Este lunes, hubo un concursante que no acudió solo al programa. Jesús, por ejemplo, llegó acompañado de su hermana y dos amigos, que vieron la cita desde una sala contigua al comedor donde escrutaron al milímetro a Olga, su pareja. Paso a paso, fueron destripando en directo la cita y expresando su opinión sobre los comentarios de cada uno. A mitad de la cena, Jesús se levantó de la mesa para ir a consultar a sus acompañantes. Olga, que no sabía de la presencia de sus amigos, se mostró sorprendida cuando Jesús le confesó de dónde venía: «Estoy flipando, no solamente tengo que ganarme al chico sino también a sus amigos y a su hermano».

Verónica, de 36 años, se presentó como una mujer exigente, que buscaba un amor pasional y estable, cansada ya de aventuras efímeras. Su pareja fue Hugo, también de 36 años y también dispuesto a enamorarse. La buena sintonía fue notoria entre ambos a lo largo de la cena, con risas y numerosos gustos en común.

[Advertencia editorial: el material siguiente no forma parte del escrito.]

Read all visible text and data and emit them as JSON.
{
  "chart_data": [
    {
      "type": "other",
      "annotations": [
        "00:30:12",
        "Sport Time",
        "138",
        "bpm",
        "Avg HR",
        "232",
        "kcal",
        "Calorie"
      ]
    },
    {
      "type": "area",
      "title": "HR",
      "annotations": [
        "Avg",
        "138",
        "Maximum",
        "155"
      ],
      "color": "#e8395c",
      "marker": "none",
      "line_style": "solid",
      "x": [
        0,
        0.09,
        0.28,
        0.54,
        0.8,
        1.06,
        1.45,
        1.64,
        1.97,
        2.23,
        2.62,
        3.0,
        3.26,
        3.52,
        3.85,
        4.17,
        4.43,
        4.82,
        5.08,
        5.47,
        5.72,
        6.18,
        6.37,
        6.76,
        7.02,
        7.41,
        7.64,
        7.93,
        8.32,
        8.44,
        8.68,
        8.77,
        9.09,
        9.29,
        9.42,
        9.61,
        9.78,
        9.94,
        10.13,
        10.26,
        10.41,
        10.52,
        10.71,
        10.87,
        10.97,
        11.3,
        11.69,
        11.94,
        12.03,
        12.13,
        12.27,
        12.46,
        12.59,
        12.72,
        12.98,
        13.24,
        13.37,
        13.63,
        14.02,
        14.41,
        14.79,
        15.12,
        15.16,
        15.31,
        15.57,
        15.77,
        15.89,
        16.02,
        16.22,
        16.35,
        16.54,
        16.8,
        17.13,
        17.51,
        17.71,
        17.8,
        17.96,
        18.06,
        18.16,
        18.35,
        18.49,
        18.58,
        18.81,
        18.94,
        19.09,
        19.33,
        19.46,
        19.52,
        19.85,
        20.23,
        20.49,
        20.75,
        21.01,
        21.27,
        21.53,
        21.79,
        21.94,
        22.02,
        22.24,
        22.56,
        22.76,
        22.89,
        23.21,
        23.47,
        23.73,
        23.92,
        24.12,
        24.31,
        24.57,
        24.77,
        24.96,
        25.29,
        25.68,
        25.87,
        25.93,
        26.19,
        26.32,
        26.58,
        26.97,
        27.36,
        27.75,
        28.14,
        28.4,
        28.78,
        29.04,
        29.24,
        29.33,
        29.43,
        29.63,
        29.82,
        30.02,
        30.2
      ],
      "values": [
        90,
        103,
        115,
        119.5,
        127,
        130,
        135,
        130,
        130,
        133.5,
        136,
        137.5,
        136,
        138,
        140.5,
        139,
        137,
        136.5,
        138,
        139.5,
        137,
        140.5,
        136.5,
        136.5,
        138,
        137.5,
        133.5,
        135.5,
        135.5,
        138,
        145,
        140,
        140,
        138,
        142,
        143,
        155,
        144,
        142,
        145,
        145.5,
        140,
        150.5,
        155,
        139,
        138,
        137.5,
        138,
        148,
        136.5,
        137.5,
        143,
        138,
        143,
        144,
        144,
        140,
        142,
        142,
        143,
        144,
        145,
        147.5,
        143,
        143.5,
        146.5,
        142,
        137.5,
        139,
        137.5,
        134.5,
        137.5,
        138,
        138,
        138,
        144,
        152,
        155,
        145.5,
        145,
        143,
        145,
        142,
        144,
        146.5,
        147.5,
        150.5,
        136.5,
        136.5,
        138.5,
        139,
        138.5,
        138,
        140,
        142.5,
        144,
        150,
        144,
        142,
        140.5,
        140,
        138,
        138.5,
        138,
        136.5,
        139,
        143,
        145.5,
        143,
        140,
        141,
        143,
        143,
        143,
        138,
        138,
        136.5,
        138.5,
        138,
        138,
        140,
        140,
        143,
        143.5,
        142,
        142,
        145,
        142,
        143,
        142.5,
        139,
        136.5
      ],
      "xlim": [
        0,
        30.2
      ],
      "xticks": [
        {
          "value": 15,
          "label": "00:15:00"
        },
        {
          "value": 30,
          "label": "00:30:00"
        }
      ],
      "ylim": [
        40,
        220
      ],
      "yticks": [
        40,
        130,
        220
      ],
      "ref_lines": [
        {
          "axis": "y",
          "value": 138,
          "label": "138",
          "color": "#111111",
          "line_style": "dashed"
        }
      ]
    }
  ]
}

Cuando ya llevaban un rato de cita, Verónica tuvo que hacer una embarazosa confesión: «Perdona, pero me he olvidado de tu nombre, ¿puedes recordármelo?». Bruno se lo tomó con humor, y pasó al ataque: «Yo tampoco del tuyo, recuérdamelo».

A pesar del pequeño desliz, la cita terminó de la mejor manera posiblel, con Verónica y Hugo besándose ante las cámaras.